According to GolfWeather.com there is no more than a 10% chance of morning rain on the first day only, and the wind is not likely to be much of a factor, especially on Sunday when it is not expected to get up to much more than 8mph.
In other words, it is those who can best control their distance and accuracy when targetting the greens who are most likely to outlast the reduced, 70-strong field that will contest this, the third of the four legs in the FedEx Cup.
And besides McIlroy, who seems to be thriving in his new role of World No 1, it is the two men who finished one and two shots behind him in second and third place respectively, South Africa’s 2010 Open Champion, Louis Oosthuizen, and Tiger Woods, the USA’S 14-time major winner who has just become the first golfer in history to exceed $1 million in prize money, who would seem to be among the best equipped to handle Crooked Stick.
McIlroy, as mentioned, led the field at the Deutsche Bank, in both birdies made and putting, Oosthuizen led in greens hit as he picked up his second-successive top five Playoffs finish and Woods, who closed with 5-under 66, ranked tied-for-second in both greens hit and in birdies made.
That should make them all major contenders this week – providing, of course, they can bring last week’s form and mind set back into play again this week – something that isn’t always easy.
As things stand right now with McIlroy topping the FedEx Cup standings at 4,799 points, there are only six players who can oust him as the leader heading into next week’s FedEx Cup finale, The Tour Champion.
But to do so Nick Watney, (3,468), Woods (3,417), Brandt Snedeker (3,194), Oosthuizen ((2,909), Dustin Johnson (2,622) and Jason Dufner (2,373) will most likely have to claim the 2,500 points that are up for grabs to the BMW winner and hope that McIlroy implodes and finishes well down the field.
Points awarded will decrease on a sliding scale from 2,500 for first place to 1,500 for second and 1,000 for third to 375 for 10th to 255 for 20th and all the way down to 5 points for 70th place.
One of the men who might be the biggest threat if any of last week’s top three slip this week is big and athletic Dustin Johnson.

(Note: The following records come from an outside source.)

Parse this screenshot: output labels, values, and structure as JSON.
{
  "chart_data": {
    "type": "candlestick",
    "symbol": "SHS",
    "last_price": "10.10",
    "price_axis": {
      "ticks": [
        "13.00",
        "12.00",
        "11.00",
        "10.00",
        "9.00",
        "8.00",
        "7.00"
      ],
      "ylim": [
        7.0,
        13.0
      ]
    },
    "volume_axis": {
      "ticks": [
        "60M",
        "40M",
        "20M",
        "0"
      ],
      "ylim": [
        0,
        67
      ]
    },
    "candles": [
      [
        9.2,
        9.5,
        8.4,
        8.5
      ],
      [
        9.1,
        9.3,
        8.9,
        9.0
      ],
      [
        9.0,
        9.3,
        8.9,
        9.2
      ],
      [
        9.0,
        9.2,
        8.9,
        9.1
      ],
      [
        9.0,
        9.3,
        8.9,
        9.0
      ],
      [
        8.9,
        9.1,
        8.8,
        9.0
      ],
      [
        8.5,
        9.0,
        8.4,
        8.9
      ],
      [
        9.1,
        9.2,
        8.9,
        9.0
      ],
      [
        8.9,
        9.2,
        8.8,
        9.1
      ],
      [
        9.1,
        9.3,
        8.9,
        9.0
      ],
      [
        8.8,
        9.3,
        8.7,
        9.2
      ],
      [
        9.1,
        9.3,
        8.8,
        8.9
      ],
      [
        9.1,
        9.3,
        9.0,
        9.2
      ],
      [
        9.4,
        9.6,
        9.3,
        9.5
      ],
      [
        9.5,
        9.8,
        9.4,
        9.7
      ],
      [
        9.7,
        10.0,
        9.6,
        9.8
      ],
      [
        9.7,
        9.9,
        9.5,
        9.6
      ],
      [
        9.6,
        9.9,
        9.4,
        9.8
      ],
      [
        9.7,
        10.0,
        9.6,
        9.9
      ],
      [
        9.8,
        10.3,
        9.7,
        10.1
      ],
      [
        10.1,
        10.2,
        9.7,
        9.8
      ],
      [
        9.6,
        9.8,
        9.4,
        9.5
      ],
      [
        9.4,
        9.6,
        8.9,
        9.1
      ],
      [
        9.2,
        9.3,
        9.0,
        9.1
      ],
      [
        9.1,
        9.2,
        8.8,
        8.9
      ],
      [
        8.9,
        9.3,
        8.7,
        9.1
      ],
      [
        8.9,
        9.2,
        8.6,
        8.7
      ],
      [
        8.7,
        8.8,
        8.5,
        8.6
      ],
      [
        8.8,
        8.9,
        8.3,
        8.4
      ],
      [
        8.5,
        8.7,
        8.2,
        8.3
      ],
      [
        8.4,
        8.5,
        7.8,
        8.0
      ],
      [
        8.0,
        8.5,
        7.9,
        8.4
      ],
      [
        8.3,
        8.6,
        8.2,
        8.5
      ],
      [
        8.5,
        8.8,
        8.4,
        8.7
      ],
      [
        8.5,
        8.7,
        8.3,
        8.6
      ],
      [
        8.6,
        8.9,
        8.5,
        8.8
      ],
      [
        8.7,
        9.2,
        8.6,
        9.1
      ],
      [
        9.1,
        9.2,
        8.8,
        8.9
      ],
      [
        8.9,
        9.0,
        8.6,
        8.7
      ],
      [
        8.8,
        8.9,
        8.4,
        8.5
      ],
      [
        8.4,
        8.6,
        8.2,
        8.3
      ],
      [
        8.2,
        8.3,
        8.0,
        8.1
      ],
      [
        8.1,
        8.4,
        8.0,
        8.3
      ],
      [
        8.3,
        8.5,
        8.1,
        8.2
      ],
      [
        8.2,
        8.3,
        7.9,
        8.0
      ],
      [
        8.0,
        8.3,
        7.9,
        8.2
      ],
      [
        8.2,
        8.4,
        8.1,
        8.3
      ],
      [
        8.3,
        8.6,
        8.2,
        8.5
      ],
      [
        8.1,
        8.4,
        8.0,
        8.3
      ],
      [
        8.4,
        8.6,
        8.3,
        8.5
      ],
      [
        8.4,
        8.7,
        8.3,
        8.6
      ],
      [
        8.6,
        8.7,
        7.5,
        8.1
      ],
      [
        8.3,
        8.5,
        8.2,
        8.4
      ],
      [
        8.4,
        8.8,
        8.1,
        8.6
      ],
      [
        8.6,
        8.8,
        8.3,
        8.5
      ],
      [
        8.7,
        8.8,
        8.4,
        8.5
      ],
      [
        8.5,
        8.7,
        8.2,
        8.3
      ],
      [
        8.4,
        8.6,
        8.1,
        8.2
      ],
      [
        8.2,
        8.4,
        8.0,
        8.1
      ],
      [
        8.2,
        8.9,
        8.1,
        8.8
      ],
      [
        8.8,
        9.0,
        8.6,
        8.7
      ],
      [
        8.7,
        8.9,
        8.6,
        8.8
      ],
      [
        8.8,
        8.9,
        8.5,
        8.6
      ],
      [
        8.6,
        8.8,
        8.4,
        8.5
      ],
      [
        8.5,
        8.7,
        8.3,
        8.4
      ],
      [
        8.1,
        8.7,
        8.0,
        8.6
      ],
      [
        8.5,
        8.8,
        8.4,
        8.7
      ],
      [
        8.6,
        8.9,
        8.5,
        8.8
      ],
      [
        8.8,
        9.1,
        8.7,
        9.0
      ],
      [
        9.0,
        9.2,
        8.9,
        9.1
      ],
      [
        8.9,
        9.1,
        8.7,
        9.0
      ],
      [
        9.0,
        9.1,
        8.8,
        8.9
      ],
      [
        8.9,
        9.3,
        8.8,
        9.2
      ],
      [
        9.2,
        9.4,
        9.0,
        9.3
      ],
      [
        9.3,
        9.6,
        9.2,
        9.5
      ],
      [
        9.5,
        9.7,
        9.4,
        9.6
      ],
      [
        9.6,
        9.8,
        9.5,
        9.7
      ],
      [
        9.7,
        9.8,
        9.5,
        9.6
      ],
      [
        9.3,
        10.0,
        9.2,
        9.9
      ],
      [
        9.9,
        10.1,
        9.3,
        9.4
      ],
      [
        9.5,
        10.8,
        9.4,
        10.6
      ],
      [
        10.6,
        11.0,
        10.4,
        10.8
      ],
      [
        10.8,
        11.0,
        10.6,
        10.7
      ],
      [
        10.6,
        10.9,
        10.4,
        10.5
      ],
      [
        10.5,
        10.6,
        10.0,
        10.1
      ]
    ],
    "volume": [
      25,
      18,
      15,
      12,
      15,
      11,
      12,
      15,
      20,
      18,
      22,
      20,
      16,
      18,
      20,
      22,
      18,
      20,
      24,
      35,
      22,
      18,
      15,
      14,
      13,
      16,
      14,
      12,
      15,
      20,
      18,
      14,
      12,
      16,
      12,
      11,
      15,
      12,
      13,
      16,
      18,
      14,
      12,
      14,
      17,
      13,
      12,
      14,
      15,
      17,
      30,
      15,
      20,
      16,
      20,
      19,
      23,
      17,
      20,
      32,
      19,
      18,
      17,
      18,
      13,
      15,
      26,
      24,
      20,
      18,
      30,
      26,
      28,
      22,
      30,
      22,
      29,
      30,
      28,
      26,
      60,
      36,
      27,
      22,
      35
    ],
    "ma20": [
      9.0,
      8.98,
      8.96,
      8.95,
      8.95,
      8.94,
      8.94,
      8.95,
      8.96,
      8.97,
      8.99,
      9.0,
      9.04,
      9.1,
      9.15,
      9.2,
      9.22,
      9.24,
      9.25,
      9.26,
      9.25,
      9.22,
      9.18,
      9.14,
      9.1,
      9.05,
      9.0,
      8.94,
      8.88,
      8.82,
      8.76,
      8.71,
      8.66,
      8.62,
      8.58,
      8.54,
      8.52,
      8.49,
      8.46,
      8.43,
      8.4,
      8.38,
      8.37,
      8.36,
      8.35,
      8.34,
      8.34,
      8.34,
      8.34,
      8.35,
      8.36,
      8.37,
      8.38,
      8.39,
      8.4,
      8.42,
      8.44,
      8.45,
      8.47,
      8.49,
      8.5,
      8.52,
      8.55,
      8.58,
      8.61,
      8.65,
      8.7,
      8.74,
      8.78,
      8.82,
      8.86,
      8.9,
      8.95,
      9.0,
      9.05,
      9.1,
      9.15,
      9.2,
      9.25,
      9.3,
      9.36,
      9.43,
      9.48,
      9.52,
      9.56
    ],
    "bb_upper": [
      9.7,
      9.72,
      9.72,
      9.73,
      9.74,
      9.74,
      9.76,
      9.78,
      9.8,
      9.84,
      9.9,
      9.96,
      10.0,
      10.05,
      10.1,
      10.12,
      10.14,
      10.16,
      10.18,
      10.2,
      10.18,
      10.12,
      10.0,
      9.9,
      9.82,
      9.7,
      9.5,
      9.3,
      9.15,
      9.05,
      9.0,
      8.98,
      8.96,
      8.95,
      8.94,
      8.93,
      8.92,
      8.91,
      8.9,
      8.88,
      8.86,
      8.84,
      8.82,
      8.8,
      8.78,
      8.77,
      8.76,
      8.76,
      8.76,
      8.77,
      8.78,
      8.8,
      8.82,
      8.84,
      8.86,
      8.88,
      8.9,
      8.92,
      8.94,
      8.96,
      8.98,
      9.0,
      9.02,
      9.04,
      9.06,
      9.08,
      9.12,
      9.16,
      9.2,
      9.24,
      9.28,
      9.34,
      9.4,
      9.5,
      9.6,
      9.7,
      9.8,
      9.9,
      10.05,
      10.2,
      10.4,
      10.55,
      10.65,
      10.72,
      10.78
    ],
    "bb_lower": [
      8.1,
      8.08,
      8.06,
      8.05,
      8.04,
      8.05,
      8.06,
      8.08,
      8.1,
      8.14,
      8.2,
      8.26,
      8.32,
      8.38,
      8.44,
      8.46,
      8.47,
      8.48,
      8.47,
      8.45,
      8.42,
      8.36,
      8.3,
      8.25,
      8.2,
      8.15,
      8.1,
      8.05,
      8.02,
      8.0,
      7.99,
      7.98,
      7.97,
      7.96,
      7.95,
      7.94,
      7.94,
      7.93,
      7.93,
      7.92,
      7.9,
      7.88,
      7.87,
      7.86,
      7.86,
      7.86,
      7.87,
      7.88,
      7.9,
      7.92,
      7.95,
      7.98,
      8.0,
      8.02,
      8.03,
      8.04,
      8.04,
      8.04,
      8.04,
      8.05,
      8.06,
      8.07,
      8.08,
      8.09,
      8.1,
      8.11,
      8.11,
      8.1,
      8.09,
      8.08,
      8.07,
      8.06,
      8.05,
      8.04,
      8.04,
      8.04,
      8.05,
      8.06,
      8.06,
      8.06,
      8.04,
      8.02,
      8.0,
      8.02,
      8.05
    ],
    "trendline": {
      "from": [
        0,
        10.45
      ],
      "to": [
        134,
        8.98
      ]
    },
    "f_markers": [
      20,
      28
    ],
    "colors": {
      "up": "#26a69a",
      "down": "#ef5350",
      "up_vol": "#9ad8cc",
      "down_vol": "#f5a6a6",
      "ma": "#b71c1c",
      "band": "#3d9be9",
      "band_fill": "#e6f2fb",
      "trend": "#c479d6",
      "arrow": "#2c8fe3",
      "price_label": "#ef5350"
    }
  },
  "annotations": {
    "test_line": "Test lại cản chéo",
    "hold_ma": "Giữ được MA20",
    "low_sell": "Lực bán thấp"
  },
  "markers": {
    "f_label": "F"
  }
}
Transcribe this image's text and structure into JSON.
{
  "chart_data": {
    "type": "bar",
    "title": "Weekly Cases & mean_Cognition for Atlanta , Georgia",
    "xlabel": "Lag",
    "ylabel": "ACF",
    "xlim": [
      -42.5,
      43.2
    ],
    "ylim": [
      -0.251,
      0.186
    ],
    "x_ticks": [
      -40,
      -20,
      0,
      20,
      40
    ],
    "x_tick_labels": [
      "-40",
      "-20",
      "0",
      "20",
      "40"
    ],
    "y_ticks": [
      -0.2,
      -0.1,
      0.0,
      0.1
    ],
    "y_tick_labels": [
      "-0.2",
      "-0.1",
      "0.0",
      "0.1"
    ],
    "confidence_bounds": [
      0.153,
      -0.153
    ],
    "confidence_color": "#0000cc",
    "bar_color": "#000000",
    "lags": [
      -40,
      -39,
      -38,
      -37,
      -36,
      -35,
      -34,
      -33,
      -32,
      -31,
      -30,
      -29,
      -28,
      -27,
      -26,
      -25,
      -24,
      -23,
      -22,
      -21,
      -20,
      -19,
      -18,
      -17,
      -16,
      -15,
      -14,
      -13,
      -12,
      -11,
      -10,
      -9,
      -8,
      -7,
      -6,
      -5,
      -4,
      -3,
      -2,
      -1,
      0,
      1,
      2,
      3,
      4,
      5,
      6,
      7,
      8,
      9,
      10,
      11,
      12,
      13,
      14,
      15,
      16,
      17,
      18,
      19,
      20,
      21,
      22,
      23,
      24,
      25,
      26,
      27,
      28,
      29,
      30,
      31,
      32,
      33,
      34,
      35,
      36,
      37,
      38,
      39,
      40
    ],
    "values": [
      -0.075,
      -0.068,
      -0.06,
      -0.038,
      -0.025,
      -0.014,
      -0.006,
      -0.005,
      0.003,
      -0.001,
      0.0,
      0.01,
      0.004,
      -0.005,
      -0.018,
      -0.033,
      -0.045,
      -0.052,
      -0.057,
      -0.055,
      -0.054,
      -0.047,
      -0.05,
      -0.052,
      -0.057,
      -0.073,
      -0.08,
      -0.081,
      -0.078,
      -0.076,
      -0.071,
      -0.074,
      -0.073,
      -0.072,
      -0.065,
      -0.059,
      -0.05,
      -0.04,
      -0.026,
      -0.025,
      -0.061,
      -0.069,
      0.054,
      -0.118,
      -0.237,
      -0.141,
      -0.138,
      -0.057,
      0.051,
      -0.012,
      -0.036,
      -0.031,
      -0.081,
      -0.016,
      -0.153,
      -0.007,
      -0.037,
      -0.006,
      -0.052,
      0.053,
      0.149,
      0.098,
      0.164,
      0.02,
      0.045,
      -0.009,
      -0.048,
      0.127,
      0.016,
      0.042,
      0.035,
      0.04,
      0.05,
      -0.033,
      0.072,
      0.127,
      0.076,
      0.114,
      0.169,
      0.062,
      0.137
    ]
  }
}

Like and Bubba Watson and McIlroy, who hit one of his drives all of 346 yards going down the final stretch on Sunday, Johnson is one of the game’s big hitters who should benefit from Crooked Stick’s generally wide fairways.
And ties for 3rd at The Barclays and for 4th at The Deutsche Bank and a ranking of eighth on tour in greens hit in regulation, certainly sets him up as a strong contender this week.
Others who could prove to be something of a headache for the front runners at Crooked Stick include US Ryder Cup wild-card picks Brandt Snedeker and Steve Stricker, while the off-shore raiders beside Northern Ireland’s McIlroy who seem to have the best chance of making an impact this week are Luke Donald, fellow Englishman Lee Westwood and Spaniard Sergio Garcia.
Donald, currently ranked No 2 in the World ahead of Woods, is another with a strong irons and putting game as are Westwood, the World No 4 and currently the US Tour leader in greens hit in regulation, and Sergio Garcia, who is growing in strength as the seasons on both sides of the Atlantic head towards their respective climaxes.
But if any two men are going to command most attention again this week, it is most likely to be Woods, the-starting-to-weather 36-year-old golfing king of the 21st Century, and McIlroy, the affable 23-year-old young prince who is seen by most knowledgeable pundits as the man most likely to succeed him.
If either has had a weakness this year, it has been their unpredictability, so perhaps the biggest question they both face this week, is can they keep up their excellent work of last week?